How to view CPU memory timeline?

I’m wondering if there is a way to view CPU memory timelines, similar to what is done in this blog post for CUDA memory.

I tried using the torch.profiler’s export_memory_timeline function, with device=cpu, but it seems that this function is deprecated, and it didn’t work with html format (with json format it seemed to work but then I don’t know how to visualize the result).

Ideally, I would like a result similar to that (copied from the blog post linked above):

Anyone knows if it’s possible to do that for CPU memory?

I think you should refer to PyTorch Profiler — PyTorch Tutorials 2.10.0+cu130 documentation or https://medium.com/@zachriane/how-pytorch-profiler-saved-me-from-insanity-45f35296e736

The PyTorch profiler can profile memory, but as far as I know, it doesn’t offer any tool to visualize it.
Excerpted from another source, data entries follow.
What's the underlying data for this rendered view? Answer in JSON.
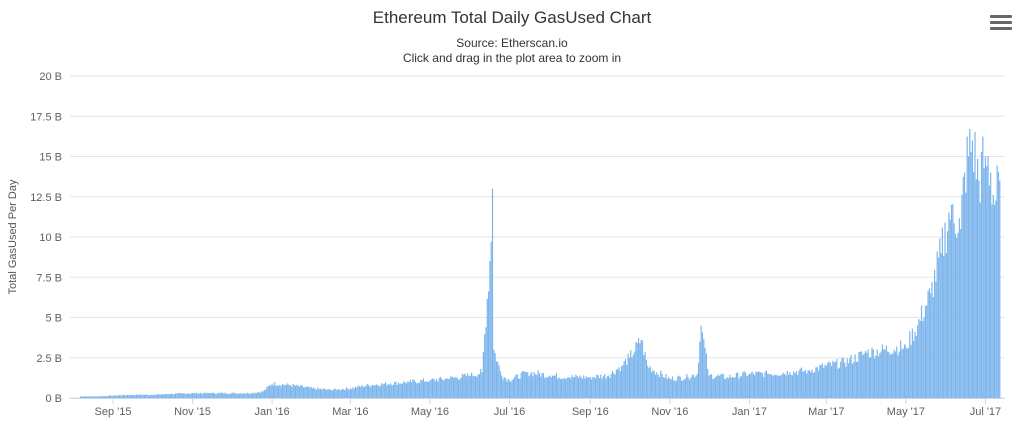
{
  "header": {
    "title": "Ethereum Total Daily GasUsed Chart",
    "source": "Source: Etherscan.io",
    "hint": "Click and drag in the plot area to zoom in",
    "menu_icon": "hamburger-menu-icon"
  },
  "chart_data": {
    "type": "bar",
    "title": "Ethereum Total Daily GasUsed Chart",
    "subtitle": "Source: Etherscan.io",
    "ylabel": "Total GasUsed Per Day",
    "xlabel": "",
    "ylim": [
      0,
      20
    ],
    "y_unit": "B",
    "y_ticks": [
      "0 B",
      "2.5 B",
      "5 B",
      "7.5 B",
      "10 B",
      "12.5 B",
      "15 B",
      "17.5 B",
      "20 B"
    ],
    "x_ticks": [
      "Sep '15",
      "Nov '15",
      "Jan '16",
      "Mar '16",
      "May '16",
      "Jul '16",
      "Sep '16",
      "Nov '16",
      "Jan '17",
      "Mar '17",
      "May '17",
      "Jul '17"
    ],
    "grid": true,
    "legend": "none",
    "bar_color": "#7cb5ec",
    "x": [
      "2015-08-07",
      "2015-08-20",
      "2015-09-01",
      "2015-09-15",
      "2015-10-01",
      "2015-10-15",
      "2015-11-01",
      "2015-11-15",
      "2015-12-01",
      "2015-12-15",
      "2015-12-25",
      "2016-01-01",
      "2016-01-15",
      "2016-02-01",
      "2016-02-15",
      "2016-03-01",
      "2016-03-15",
      "2016-04-01",
      "2016-04-15",
      "2016-05-01",
      "2016-05-15",
      "2016-06-01",
      "2016-06-10",
      "2016-06-17",
      "2016-06-18",
      "2016-06-19",
      "2016-06-25",
      "2016-07-01",
      "2016-07-15",
      "2016-08-01",
      "2016-08-15",
      "2016-09-01",
      "2016-09-15",
      "2016-09-25",
      "2016-10-01",
      "2016-10-10",
      "2016-10-15",
      "2016-10-22",
      "2016-11-01",
      "2016-11-15",
      "2016-11-22",
      "2016-11-25",
      "2016-12-01",
      "2016-12-15",
      "2017-01-01",
      "2017-01-15",
      "2017-02-01",
      "2017-02-15",
      "2017-03-01",
      "2017-03-15",
      "2017-04-01",
      "2017-04-15",
      "2017-05-01",
      "2017-05-10",
      "2017-05-20",
      "2017-05-28",
      "2017-06-05",
      "2017-06-12",
      "2017-06-15",
      "2017-06-18",
      "2017-06-21",
      "2017-06-26",
      "2017-07-01",
      "2017-07-05",
      "2017-07-08",
      "2017-07-12"
    ],
    "values": [
      0.1,
      0.1,
      0.15,
      0.2,
      0.2,
      0.25,
      0.3,
      0.3,
      0.3,
      0.3,
      0.4,
      0.9,
      0.8,
      0.6,
      0.5,
      0.6,
      0.8,
      0.9,
      1.0,
      1.1,
      1.2,
      1.4,
      1.6,
      9.7,
      13.0,
      3.0,
      1.4,
      1.1,
      1.6,
      1.4,
      1.3,
      1.3,
      1.4,
      2.0,
      2.5,
      3.6,
      2.0,
      1.6,
      1.2,
      1.3,
      1.5,
      4.5,
      1.4,
      1.3,
      1.5,
      1.5,
      1.6,
      1.7,
      2.0,
      2.2,
      2.8,
      3.0,
      3.2,
      4.5,
      6.5,
      9.0,
      12.0,
      10.5,
      14.0,
      15.0,
      16.0,
      13.5,
      15.0,
      14.0,
      12.0,
      13.5
    ]
  }
}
As a workaround, I made a script to extract the “[memory]” events from some saved traces (exported by profiler.export_chrome_trace) and to plot them in a matplotlib plot. It’s not interactive, and it’s hard to tell from which operation the memory allocation came from, but at least it helped me in my use-case.

Here is the how the resulting plot looks like (here, I’m comparing two different implementations of a method in terms of memory usage over time):

Link to the script in case anyone wants to reuse this: torchjd/tests/profiling/plot_memory_timeline.py at 1e03d3421a2b6f359004a322ab6d306070addc83 · TorchJD/torchjd · GitHub

I’m still interested in a cleaner solution, if anyone knows.